Amylyx Pharmaceuticals continues to impress the financial world with its amyotrophic lateral sclerosis (ALS) drug, Relyvrio. The medication, known by a different name in Canada, generated an impressive $98.2 million in revenue during the second quarter, surpassing analysts’ estimates of around $92 million, according to Mizuho Securities.
“Having annual revenue now tracking at $400 million after just four quarters of commercialization is no easy feat. Besides, a strong balance sheet—Amylyx had $357 million cash as of June—means the company faces no existential need to raise capital—an increasingly daunting challenge given a difficult equity capital markets environment. The beat was fueled by better-than-expected pricing discounts.”
– Mizuho analyst Graig Suvannavejh, Ph.D.
Despite a slowdown in new patient enrollments compared to the previous quarter, with 800 additional patients joining by the end of June, co-CEO Justin Klee assured investors during a recent call that this decline was anticipated. The total patient count reached 3,800, in contrast to the 1,700 new patients in the first quarter.
The drug’s retention rate is notable, with roughly 70% of patients staying on the treatment after its initiation. Klee highlighted that this retention rate aligns with the outcomes observed in Relyvrio’s Phase II clinical trial. However, some patients might discontinue treatment due to disease progression or unfortunate outcomes.
Amylyx’s commercial chief, Margaret Olinger, revealed that nearly all ALS patients with insurance coverage can access Relyvrio. Furthermore, approximately 75% of the top 500 prescribers and the majority of leading ALS treatment centers in the US. have already prescribed the drug. The company has also managed to streamline the process, reducing the turnaround time between prescription and product shipment to about 25 days from the initial 30 days.
Nevertheless, since Amylyx refrained from providing sales projections, discussions about the drug’s future performance and its ability to attract new patients are likely to persist, according to insights shared by Suvannavejh.
Beyond North America, Amylyx faces a challenge in the form of a negative opinion from European Medicines Agency reviewers. A final decision from the EU regulator is anticipated in the upcoming fall.
The path to FDA approval for Relyvrio in ALS was marked by challenges and ongoing questions about its effectiveness. Suvannavejh acknowledged that uncertainties also linger around the drug’s potential success in the confirmatory Phase III Phoenix trial, projected to conclude in the first half of 2024. However, he contended that Relyvrio, also known as AMX0035, is positioned to establish itself as a “foundational standard of care” in the ALS landscape, with minimal near- and long-term threats.

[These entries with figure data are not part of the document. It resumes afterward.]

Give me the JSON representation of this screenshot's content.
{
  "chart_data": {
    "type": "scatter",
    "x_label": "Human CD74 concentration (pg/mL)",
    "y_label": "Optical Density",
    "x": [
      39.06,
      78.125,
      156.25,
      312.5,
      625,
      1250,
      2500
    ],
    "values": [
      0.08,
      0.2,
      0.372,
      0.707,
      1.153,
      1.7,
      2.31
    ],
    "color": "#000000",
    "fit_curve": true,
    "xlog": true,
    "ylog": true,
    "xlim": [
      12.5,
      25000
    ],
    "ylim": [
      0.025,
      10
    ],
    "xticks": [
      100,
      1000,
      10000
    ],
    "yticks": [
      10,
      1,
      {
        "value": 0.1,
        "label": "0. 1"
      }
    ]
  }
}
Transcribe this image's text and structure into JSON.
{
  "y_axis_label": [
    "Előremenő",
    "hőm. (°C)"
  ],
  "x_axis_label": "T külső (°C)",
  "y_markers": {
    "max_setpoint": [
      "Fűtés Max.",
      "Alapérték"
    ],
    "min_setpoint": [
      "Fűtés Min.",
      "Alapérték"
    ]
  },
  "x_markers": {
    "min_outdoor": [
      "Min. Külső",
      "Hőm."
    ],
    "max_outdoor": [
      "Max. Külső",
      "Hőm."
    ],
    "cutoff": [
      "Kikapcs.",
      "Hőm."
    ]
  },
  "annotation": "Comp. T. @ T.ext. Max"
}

In a contrasting development, the FDA granted approval to Biogen and Ionis’ Qalsody in April, targeting ALS associated with a SOD1 gene mutation—a condition affecting just 2% of the ALS population. Additionally, Apellis and Sobi discontinued their C3 inhibitor pegcetacoplan’s development for ALS this year.
While awaiting the results of the Phase III ALS trial, Amylyx is gearing up to initiate the Orion Phase III trial by year-end. Orion will focus on evaluating Relyvrio’s potential to treat progressive supranuclear palsy (PSP), a rare neurological disorder affecting seven in every 100,000 individuals globally.